Supreme Court to Review Exceptional Case Standard for Patent Cases
On October 1, 2013, the United States Supreme Court agreed to review the “exceptional” case standard to determine whether prevailing parties can collect attorneys’ fees in patent cases. The Supreme Court will determine whether the Federal Circuit’s current standard is correct or whether it is “too rigid” and should be lowered.
A prevailing party can seek attorneys’ fees under 35 U.S.C. § 285, which states: “The Court in exceptional cases may award reasonable attorneys’ fees to the prevailing party.” In order to obtain attorneys’ fees, the prevailing party must prove by clear and convincing evidence that the case is “exceptional.” Courts will award fees to prevailing accused infringers only when necessary to prevent “a gross injustice” to the accused infringer. Absent misconduct in patent prosecution or litigation, the case is exceptional “only if both (1) the litigation is brought in subjective bad faith, and (2) the litigation is objectively baseless.” Brooks Furniture Mfg., Inc. v. Duetailier Int.l, Inc., 393 F.3d 1378, 1381 (Fed. Cir. 2005).

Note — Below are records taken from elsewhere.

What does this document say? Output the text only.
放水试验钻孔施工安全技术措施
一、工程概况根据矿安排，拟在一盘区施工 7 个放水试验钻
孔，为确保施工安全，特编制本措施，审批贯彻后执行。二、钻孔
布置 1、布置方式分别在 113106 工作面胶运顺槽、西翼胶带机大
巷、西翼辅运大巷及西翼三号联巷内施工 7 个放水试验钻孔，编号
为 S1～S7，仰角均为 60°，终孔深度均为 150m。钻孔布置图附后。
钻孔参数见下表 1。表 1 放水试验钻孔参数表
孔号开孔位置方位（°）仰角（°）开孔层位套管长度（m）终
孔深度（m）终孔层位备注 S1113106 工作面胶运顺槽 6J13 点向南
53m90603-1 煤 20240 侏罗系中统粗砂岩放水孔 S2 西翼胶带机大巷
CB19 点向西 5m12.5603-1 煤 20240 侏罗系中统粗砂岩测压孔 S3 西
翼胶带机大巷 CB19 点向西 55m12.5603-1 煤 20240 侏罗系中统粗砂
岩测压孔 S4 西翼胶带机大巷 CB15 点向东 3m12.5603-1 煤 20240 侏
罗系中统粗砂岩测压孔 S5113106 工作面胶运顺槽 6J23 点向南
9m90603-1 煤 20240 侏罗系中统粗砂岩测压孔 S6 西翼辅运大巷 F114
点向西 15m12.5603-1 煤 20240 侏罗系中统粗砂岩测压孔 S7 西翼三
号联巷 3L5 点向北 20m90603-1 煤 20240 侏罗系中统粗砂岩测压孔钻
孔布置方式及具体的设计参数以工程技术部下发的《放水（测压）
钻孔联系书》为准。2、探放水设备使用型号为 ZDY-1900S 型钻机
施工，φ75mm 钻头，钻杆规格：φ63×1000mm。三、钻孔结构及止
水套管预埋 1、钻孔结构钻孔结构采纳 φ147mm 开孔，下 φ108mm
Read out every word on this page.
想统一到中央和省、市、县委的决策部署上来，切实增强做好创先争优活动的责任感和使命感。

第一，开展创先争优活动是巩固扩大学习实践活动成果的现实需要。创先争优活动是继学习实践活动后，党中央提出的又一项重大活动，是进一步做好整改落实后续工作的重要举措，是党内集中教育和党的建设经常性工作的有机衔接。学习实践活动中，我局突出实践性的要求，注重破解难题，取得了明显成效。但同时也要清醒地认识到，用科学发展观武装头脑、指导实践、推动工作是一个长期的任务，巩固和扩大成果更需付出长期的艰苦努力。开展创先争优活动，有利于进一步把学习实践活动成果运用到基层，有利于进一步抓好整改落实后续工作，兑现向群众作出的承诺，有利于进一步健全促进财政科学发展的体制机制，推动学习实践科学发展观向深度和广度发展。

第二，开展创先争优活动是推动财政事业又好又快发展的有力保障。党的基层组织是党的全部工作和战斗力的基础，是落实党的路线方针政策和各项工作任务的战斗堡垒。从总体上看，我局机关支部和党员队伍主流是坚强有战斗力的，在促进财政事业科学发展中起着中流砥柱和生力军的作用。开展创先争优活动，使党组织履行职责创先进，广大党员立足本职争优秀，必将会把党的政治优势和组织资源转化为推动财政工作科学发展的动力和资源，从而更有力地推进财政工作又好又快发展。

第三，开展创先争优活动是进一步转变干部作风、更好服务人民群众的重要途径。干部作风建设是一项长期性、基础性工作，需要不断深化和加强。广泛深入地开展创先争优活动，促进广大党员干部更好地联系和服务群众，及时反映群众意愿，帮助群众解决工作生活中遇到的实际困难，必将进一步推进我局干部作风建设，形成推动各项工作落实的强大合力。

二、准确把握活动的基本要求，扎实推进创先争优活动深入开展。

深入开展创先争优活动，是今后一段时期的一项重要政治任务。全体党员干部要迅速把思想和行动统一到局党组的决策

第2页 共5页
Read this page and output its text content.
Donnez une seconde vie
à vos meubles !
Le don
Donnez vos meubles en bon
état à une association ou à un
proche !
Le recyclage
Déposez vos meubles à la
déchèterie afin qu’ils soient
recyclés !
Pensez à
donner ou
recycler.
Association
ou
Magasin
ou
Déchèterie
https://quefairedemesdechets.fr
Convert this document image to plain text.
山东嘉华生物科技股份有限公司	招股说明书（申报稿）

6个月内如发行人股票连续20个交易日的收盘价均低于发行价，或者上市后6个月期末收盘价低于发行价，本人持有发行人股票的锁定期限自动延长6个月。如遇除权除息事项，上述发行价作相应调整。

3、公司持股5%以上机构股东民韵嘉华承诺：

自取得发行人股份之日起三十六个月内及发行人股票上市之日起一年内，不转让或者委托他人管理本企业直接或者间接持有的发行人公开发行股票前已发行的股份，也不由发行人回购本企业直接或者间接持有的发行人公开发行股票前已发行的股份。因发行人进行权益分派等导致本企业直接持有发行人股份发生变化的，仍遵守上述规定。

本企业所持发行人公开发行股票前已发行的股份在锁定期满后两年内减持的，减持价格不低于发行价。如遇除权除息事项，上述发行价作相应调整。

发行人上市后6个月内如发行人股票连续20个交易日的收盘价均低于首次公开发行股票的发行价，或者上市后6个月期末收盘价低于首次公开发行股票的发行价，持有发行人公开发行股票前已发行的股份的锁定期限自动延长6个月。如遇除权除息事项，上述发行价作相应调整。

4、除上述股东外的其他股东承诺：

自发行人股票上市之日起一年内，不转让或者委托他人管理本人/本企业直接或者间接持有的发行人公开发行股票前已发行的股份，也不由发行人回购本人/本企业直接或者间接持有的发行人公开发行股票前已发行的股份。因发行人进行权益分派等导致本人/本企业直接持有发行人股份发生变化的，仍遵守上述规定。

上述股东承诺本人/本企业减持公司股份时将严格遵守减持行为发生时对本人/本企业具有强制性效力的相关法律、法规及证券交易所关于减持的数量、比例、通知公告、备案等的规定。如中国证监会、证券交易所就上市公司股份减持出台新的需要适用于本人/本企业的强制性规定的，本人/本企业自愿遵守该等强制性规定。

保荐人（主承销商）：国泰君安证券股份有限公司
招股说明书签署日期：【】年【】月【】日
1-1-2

In the case before the Supreme Court, Octane Fitness, was sued by Icon Health and Fitness, Inc. for patent infringement. The District Court granted summary judgment of non-infringement in favor of Octane Fitness and the Federal Circuit affirmed. Both the District Court and the Federal Circuit rejected Octane’s assertion that Icon’s infringement allegations were baseless and, therefore, denied Octane’s request that the case was exceptional under section 285. The Federal Circuit also rejected Octane’s argument that the standard for proving exceptional case was “overly restrictive” and that it would not lower the standard to “objectively unreasonable.”
The United States Supreme Court granted Octane’s request for review, thus agreeing to review the standard under section 285. Notably, the Supreme Court will decide whether the “exceptional” case standard as applied in patent cases is too restrictive. Octane argued that Icon pursued its patent infringement claim in bad faith, but also wanted the Supreme Court to determine whether the Federal Circuit’s standard is simply too difficult to meet. Octane noted in its petition for review that only 1% of cases meet the current exceptional case standard, and that the Supreme Court should loosen the standard in order to deter the “assertion of spurious claims.”